You know how you can be watching some kind of televised program, be it live, or re-run, or DVD or whatever, and your enjoyment is interrupted by somebody coming into the room and offering unwanted commentary?

Yeah.

So, I'm watching one of my favorite secret pleasures; that being, a couple of old episodes of MONTY PYTHON'S FLYING CIRCUS.  And even though I've seen them thousands of times (those episodes got me through grad school), I still snicker at some of the lovely lunacy.

Enter the villain of the piece; a young man with no practical experience.

"That's stupid."

No experience, no resume to point to, and if he stays in the room for very much longer, no head.  Seriously, I have a bowling bag with his name on it.

"So, " I ask, "What do you find funny?"

"I like the real stuff."

"Such as?"

"Those JACKASS guys are pretty funny."

(Now, mentally picture me sharpening my head-collecting knife with slow precision, eyeing him for the perfect angle at which to strike.)

"Uh huh."  Is all I can manage.

"Well, it's funnier than a bunch of men in dresses, talking with stupid accents and hitting each other with their purses."

"Well, they're recreating the Charge of the Light Brigade."

"The what?"

(Yup.  It will be a public service to put this kid's head in a bag, but I'm not going to waste a perfectly good bowling bag on him....I'm thinking just one of those plastic bags I get at Walmart.)

"And what's funny about the JACKASS guys?"

"They do stuff."

"I've seen them.  It seems that they're committed to injuring themselves and others."

"Yeah.  That's funny."

He then leaves the room, and I let him go.  He's somebody's son, somebody's brother.  I can't take his head.  I'm far too depressed.
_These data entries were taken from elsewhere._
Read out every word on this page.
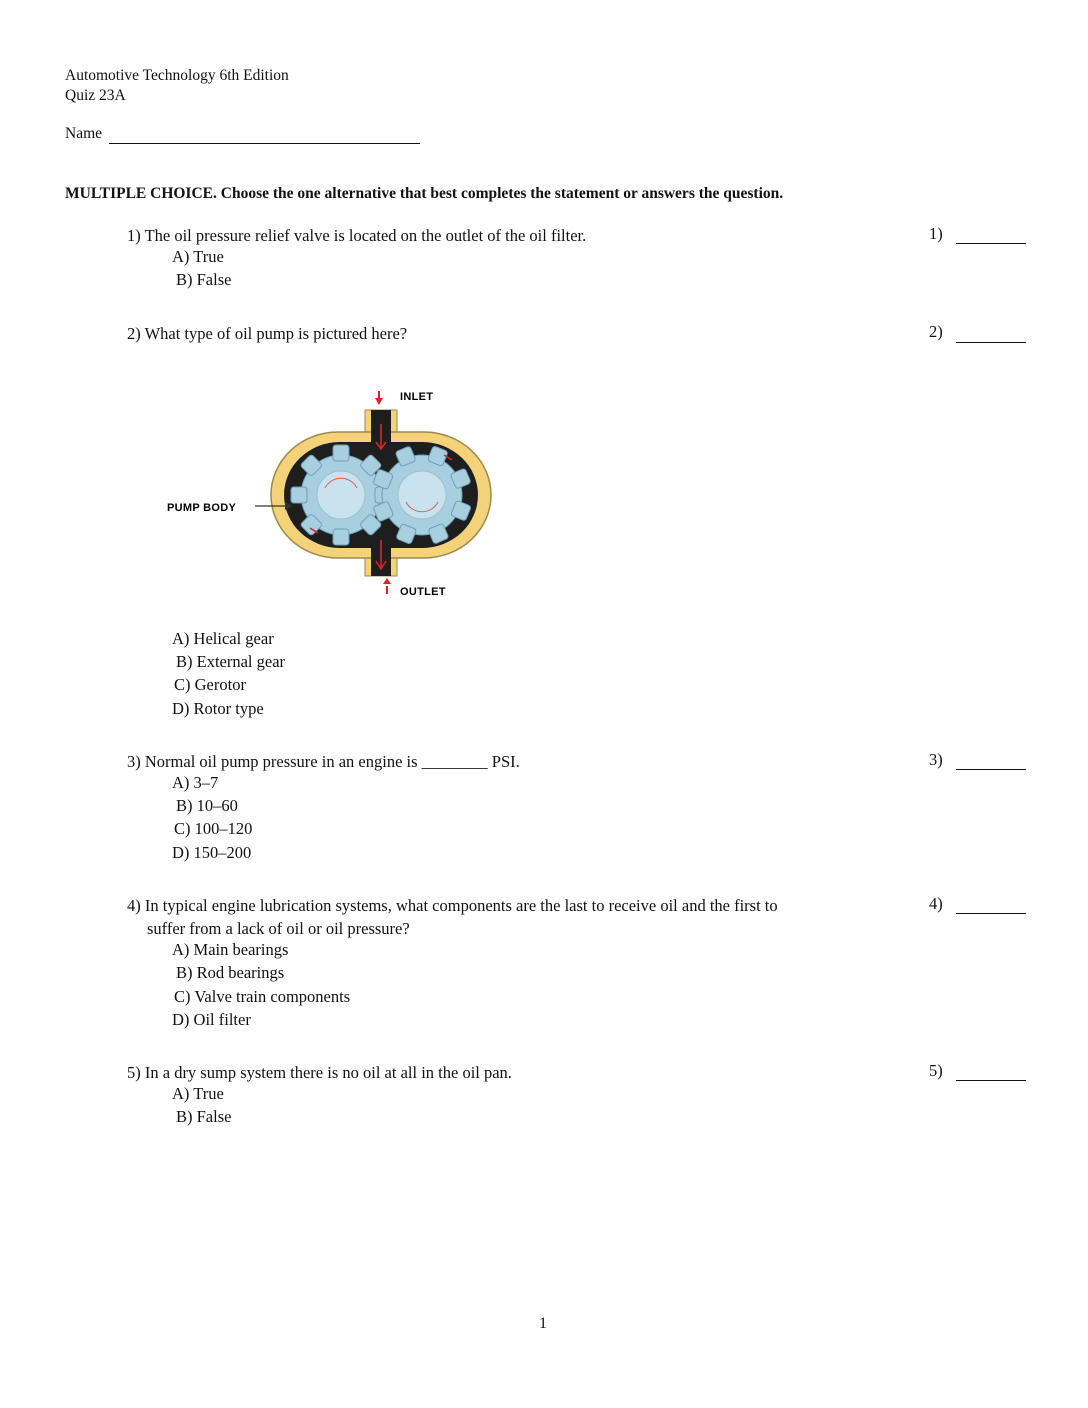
Automotive Technology 6th Edition
Quiz 23A
Name
MULTIPLE CHOICE. Choose the one alternative that best completes the statement or answers the question.
1) The oil pressure relief valve is located on the outlet of the oil filter.	1)
A) True
B) False
2) What type of oil pump is pictured here?	2)
INLET
PUMP BODY
OUTLET
A) Helical gear
B) External gear
C) Gerotor
D) Rotor type
3) Normal oil pump pressure in an engine is ________ PSI.	3)
A) 3–7
B) 10–60
C) 100–120
D) 150–200
4) In typical engine lubrication systems, what components are the last to receive oil and the first to
suffer from a lack of oil or oil pressure?
4)
A) Main bearings
B) Rod bearings
C) Valve train components
D) Oil filter
5) In a dry sump system there is no oil at all in the oil pan.	5)
A) True
B) False
1
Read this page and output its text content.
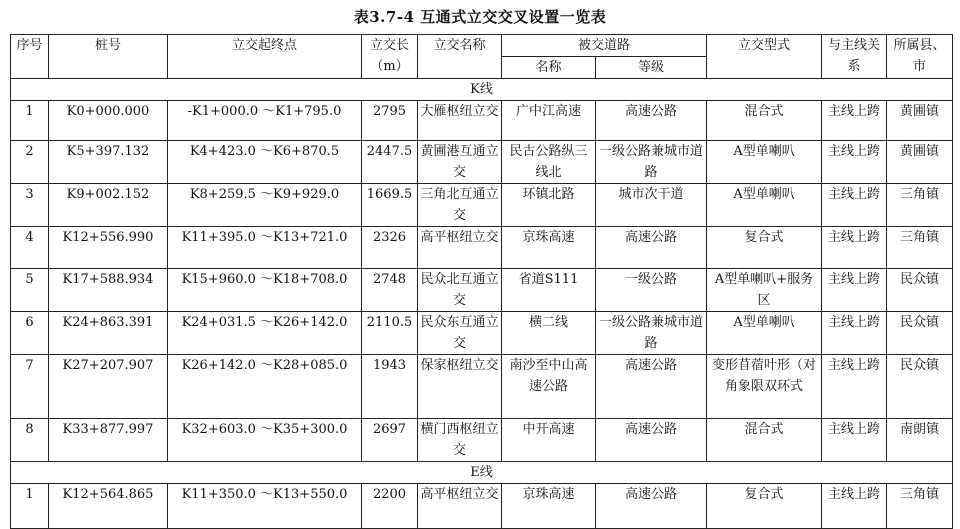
表3.7-4 互通式立交交叉设置一览表
序号	桩号	立交起终点	立交长（m）	立交名称	被交道路		立交型式	与主线关系	所属县、市
					名称	等级			
K线									
1	K0+000.000	-K1+000.0 ～K1+795.0	2795	大雁枢纽立交	广中江高速	高速公路	混合式	主线上跨	黄圃镇
2	K5+397.132	K4+423.0 ～K6+870.5	2447.5	黄圃港互通立交	民古公路纵三线北	一级公路兼城市道路	A型单喇叭	主线上跨	黄圃镇
3	K9+002.152	K8+259.5 ～K9+929.0	1669.5	三角北互通立交	环镇北路	城市次干道	A型单喇叭	主线上跨	三角镇
4	K12+556.990	K11+395.0 ～K13+721.0	2326	高平枢纽立交	京珠高速	高速公路	复合式	主线上跨	三角镇
5	K17+588.934	K15+960.0 ～K18+708.0	2748	民众北互通立交	省道S111	一级公路	A型单喇叭+服务区	主线上跨	民众镇
6	K24+863.391	K24+031.5 ～K26+142.0	2110.5	民众东互通立交	横二线	一级公路兼城市道路	A型单喇叭	主线上跨	民众镇
7	K27+207.907	K26+142.0 ～K28+085.0	1943	保家枢纽立交	南沙至中山高速公路	高速公路	变形苜蓿叶形（对角象限双环式	主线上跨	民众镇
8	K33+877.997	K32+603.0 ～K35+300.0	2697	横门西枢纽立交	中开高速	高速公路	混合式	主线上跨	南朗镇
E线									
1	K12+564.865	K11+350.0 ～K13+550.0	2200	高平枢纽立交	京珠高速	高速公路	复合式	主线上跨	三角镇
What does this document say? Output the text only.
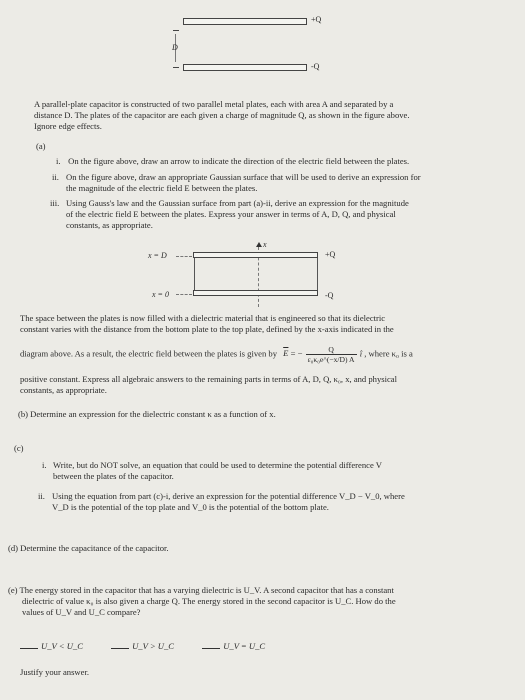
+Q
D
-Q
A parallel-plate capacitor is constructed of two parallel metal plates, each with area A and separated by a
distance D. The plates of the capacitor are each given a charge of magnitude Q, as shown in the figure above.
Ignore edge effects.
(a)
i. On the figure above, draw an arrow to indicate the direction of the electric field between the plates.
ii. On the figure above, draw an appropriate Gaussian surface that will be used to derive an expression for
the magnitude of the electric field E between the plates.
iii. Using Gauss's law and the Gaussian surface from part (a)-ii, derive an expression for the magnitude
of the electric field E between the plates. Express your answer in terms of A, D, Q, and physical
constants, as appropriate.
x
x = D	+Q
x = 0	-Q
The space between the plates is now filled with a dielectric material that is engineered so that its dielectric
constant varies with the distance from the bottom plate to the top plate, defined by the x-axis indicated in the
diagram above. As a result, the electric field between the plates is given by $\overline{E}$ = − $\frac{Q}{\text{ε₀κ₀e\textasciicircum{}(−x/D) A}}$ î , where κ₀ is a
positive constant. Express all algebraic answers to the remaining parts in terms of A, D, Q, κ₀, x, and physical
constants, as appropriate.
(b) Determine an expression for the dielectric constant κ as a function of x.
(c)
i. Write, but do NOT solve, an equation that could be used to determine the potential difference V
between the plates of the capacitor.
ii. Using the equation from part (c)-i, derive an expression for the potential difference V_D − V_0, where
V_D is the potential of the top plate and V_0 is the potential of the bottom plate.
(d) Determine the capacitance of the capacitor.
(e) The energy stored in the capacitor that has a varying dielectric is U_V. A second capacitor that has a constant
dielectric of value κ₀ is also given a charge Q. The energy stored in the second capacitor is U_C. How do the
values of U_V and U_C compare?
U_V < U_C	U_V > U_C	U_V = U_C
Justify your answer.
I am changing my name to Raymond Luxury-Yacht.

It's spelled "Luxury-Yacht", but it's pronounced, "Throatwarbler-Mangrove."

Good night.

2 comments:

Steve Gans said...

"There's no pleasing some people." - Jesus

Misti Ridiculous said...

Ohhhhhhhhhhhmylanta.

It's times like that that I count on my fingers and toes the only people I really like. And feel sorry for the rest of the world.